Re: ? non oredr-2 obj function


In article <47f04fe9$0$17358$4c368faf@xxxxxxxxxxxxxx>,
"Cheng Cosine" <acosine@xxxxxxxxxx> writes:
Hi:

2nd order objective functions were used quite often in optimization

due to the fact that one can then solve linear equations to determine

critical point(s) satisfying the necessary condition for optimization.
?????? do you mean a C^2 function or a quadratic approximation of
a C^2 or even less smooth function?

or simply this: solve grad f(x)=0 by a generalized Newton's method?
or simply: is it better to use a second order (or superlinerly
convergent) method instead of a linearly converging one which uses
only gradient information?




However, in terms of sensitive of objective function, isn't it true

that higher order objective functions are more sensitive? Besides,

what do you mean by sensitivity of a function?
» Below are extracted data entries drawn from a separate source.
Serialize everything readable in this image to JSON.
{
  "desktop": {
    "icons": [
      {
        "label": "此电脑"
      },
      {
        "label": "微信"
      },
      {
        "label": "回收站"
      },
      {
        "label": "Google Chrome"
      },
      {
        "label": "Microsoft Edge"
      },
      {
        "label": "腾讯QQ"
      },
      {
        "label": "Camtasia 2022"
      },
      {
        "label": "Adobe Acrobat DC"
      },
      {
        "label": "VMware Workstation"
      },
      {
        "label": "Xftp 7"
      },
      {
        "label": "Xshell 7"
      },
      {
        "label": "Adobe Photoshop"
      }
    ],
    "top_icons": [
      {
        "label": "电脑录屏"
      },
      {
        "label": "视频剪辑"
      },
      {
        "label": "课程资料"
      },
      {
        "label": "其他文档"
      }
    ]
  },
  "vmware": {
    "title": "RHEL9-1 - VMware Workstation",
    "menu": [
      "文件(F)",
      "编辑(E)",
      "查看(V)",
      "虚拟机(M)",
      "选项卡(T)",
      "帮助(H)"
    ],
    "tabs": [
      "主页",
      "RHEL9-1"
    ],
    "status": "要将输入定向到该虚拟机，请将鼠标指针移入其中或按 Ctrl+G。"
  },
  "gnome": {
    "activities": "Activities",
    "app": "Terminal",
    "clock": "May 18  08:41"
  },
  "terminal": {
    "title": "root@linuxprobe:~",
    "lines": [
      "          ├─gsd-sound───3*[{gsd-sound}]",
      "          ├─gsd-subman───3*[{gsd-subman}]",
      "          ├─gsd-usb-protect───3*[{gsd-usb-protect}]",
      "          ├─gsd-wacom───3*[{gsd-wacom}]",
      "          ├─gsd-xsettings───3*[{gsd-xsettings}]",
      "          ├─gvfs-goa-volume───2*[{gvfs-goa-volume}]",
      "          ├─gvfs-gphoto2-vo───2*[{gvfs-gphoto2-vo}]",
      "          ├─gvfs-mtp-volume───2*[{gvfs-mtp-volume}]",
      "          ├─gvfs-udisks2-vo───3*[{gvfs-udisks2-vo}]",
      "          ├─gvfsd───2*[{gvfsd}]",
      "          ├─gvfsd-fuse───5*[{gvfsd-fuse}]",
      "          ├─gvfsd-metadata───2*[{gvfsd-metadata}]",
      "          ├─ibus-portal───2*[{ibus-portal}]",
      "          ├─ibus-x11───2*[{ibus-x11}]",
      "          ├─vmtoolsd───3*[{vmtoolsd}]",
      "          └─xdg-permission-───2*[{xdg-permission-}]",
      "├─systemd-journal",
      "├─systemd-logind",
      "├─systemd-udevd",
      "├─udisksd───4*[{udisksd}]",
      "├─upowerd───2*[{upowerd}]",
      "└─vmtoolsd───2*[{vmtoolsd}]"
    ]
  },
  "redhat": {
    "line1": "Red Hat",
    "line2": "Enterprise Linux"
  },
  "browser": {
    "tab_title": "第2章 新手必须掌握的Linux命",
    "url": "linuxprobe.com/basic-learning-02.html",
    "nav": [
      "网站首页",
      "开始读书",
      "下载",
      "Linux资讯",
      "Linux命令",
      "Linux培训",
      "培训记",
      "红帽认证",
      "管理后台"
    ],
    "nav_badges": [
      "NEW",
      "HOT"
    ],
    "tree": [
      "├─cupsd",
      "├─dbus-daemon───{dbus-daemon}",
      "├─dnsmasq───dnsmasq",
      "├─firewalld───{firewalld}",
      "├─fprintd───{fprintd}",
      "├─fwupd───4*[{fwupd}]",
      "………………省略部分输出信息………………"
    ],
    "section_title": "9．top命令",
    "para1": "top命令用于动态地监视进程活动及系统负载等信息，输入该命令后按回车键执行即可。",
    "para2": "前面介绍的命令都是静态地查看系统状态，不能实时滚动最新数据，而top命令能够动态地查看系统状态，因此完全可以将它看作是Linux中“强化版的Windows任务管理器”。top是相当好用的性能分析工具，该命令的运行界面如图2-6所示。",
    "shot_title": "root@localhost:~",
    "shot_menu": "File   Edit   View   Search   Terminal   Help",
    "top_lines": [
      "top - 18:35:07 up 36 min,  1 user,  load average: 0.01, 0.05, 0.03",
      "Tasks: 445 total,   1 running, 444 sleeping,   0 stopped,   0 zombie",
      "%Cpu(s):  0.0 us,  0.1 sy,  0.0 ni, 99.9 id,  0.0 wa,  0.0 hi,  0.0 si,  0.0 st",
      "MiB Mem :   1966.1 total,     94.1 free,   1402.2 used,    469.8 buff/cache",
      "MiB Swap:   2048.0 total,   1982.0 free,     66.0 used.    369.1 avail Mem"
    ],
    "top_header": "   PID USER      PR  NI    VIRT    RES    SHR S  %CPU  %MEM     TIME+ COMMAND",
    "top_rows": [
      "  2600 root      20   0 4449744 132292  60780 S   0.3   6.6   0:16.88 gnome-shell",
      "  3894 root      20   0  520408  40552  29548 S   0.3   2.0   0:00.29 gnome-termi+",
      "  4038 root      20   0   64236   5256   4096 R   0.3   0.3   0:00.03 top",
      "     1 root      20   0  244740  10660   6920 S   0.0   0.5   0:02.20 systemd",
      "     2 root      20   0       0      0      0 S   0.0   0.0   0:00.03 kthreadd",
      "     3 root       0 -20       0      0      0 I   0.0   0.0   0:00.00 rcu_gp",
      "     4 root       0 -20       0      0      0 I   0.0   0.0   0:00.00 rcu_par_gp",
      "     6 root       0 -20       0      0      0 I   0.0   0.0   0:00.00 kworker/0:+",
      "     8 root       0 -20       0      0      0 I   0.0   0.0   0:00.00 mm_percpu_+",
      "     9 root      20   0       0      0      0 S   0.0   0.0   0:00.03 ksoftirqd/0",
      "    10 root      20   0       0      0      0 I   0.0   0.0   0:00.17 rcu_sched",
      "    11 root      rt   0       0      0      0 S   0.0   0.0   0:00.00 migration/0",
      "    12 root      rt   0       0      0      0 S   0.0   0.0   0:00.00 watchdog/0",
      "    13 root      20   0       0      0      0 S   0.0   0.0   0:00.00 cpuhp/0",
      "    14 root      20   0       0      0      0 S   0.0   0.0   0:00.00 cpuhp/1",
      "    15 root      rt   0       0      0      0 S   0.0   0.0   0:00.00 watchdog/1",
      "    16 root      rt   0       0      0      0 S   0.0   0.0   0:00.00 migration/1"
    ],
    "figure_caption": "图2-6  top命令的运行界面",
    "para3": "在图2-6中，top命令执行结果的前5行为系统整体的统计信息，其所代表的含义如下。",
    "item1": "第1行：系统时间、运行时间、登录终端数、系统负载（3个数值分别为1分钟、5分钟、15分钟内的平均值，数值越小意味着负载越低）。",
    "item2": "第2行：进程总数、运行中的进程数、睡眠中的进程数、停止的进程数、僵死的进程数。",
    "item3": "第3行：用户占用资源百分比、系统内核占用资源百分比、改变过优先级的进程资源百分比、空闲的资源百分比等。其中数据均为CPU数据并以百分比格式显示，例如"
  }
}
I guess you mean the
sensitivity of the location of a minimizer of C^2 function is
more sensitive to perturbations of the function value than
the position of a strict local minimizer of a piecewise linear
function ???

but a a real problem, the function is given to you and you will
not be able to change its properties!



when one encounters nonlinear constraints, it becomes meaningless

to keep that 2nd order objective function, since even after
differentitation,
this is not true. everything translates easily to the constraint
case, at least in theory, and interior point and sqp methods demonstrate
that also practically this works

one still has those nonlinear equaions from constraints.

Thus, my question is: are there already some evidences in theory or

from experience that non 2nd order objective functions serve better

for some kinds of optim problems?


yes clearly, for all such problems which meet the sufficient conditions for
their application
BTW, if one is sure that the objective function value is never zero, will

square-root serves as good as a quadratic func since they are symmetric

to y = x, so convergence rates (or gradient) are the same?

Thanks,
by Cheng Cosine
Mar/30/2k8 NC



you mean: solve f(x)= min by the gradient method
of
solve sqrt(f(x)) = min by the gradient method
givne that
f(x) >= eps >0 for all x?
well:
compute the spectrum of the Hessian and this will give you the answer:

grad (sqrt(f(x)) = 0.5/sqrt(x) grad f(x)
Hess (sqrt(f(x)) = -0.25/sqrt(x)^3 grad f(x) grad f(x)' + 0.5/sqrt(x)*Hess f(x)

inserting x^* as a local opitmizer you get grad f(x^*)=0
hence the two spectra discern by the factor 0.5/sqrt(f(x^*)) which does
not influence the local convergence rate

but

in Hess (sqrt(f(x)) a positive semidefinite matrix of rank one is
subtracted form the Hessian of f and depending on size this may worsen
the global properties of the problem essentially (for n>=2)

hth
peter

.